I have no idea if this project—referred to variously as Counting Coup and Northland Tales in funding documents—will survive the furore that Widdowson’s counter-sting video footage set off. It’s hard to predict because the CBC’s editorial standards are always shockingly low when it comes to any project marketed under the banner of anti-racism or Indigenous empowerment. Remember, this is the same CBC that green-lit a 2022 show called Lido TV, in which a pair of talking testicle-shaped tomatoes delivered woke sermons about colonialism to little children.

That said, the dishonest nature of Counting Coup makes it a special case. And I don’t just mean the literal dishonesty of the show’s producers and hosts, who consistently lied to people in order to lure them into their studio. I also mean the intellectual dishonesty surrounding the show’s marketing. Counting Coup is supposed to be “an unscripted, half-hour comedy series where an Indigenous activist trio uses pranks as a form of social action [to] flip the script on modern and historical injustices against Indigenous peoples, offering a fresh, timely perspective on the prank genre, akin to shows like Borat and The Yes Men.” But the conceit that these are plucky grass-roots pranksters speaking truth to power with a grin and a wink (a talking point offered by Vamos’ small corps of online defenders in recent days) seems ridiculous given where their money is coming from. As Amy Hamm wrote in the National Post, the whole thing looks like an officially sanctioned top-down taxpayer-funded propaganda exercise aimed at suppressing ideological dissent.

Though I’m not sure that “dissent” is even the right word: What makes all of this even more strange and excruciating is that in 2025, the CBC itself finally admitted that no unmarked graves had yet been found in Kamloops (a move that presumably came after CBC had given Counting Coup the green light). Since Canada’s state-funded broadcaster has now thereby enlisted itself in the growing ranks of unmarked-graves “denialists,” it would seem that Vamos and Gore have grounds to include CBC’s own executive corps on their target list.


As director Michael Moore once showed, the prank-film genre works best when the targets are puffed up corporate and political figures—the type of people who are surrounded by a protective cocoon of publicists and security guards. There’s a certain art to gaining the trust of this sort of person, and getting him or her to appear on camera in an unguarded state. But doing this right requires skill and a sense of humour, whereas Vamos appears on camera as sour and lifeless. And his victims aren’t powerful plutocrats. The targets whom he and Gore succeeded in tricking were trusting women lured with compliments, cash, and lies. Putting journalistic ethics aside, the whole project is just plain creepy.

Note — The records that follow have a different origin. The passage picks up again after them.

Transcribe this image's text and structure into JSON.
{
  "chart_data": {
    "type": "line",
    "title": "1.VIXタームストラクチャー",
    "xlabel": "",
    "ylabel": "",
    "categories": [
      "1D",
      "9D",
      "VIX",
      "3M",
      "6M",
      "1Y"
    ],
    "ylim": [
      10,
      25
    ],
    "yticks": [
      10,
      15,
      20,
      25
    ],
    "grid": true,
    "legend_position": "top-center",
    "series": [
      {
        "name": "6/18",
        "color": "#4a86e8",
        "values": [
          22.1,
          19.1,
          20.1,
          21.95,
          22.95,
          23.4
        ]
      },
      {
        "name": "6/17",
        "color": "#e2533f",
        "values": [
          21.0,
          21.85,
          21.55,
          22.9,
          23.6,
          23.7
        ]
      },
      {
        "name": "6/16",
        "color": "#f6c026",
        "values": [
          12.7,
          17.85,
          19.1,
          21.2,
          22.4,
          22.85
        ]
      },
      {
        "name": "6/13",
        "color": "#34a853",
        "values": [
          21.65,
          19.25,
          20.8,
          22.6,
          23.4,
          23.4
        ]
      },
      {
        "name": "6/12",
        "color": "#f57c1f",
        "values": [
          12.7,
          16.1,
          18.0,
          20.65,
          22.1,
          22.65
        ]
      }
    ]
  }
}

Vamos and Gore were able to snare at least one male target, it should be said—an affable 82-year-old retired elementary schoolteacher from Brockville, Ontario named Brian Porter. Unlike the others I’ve named, Porter is not really a public figure, but just a civic-minded John A. Macdonald history buff who gets invited to local events, where he re-enacts foundational moments in Canadian history while dressed up as Macdonald (with whom he shares a marked resemblance).

Times are tough for Sir John A. Macdonald impersonator
Brian Porter takes a dim view of calls to remove Macdonald statues. ‘He is being portrayed by some as solely a one-dimensional racist’

I spoke to Porter on the phone this week, and can attest that he is the furthest thing from a pundit or ideologue. He told me that he was somewhat surprised when Vamos drove up from the United States earlier this year to have coffee with him at a Brockville bakery. During that meeting, “Smith” (as Vamos referred to himself during their interactions) charmed the octogenarian, and fooled him into thinking that he would be featured in a legitimate nationally telecast documentary about Canada’s first prime minister.

But when a Counting Coup crew flew across the country to interview Porter at his Brockville home, it wasn’t “Smith” who led the team, but a woman who called herself “Olivia.”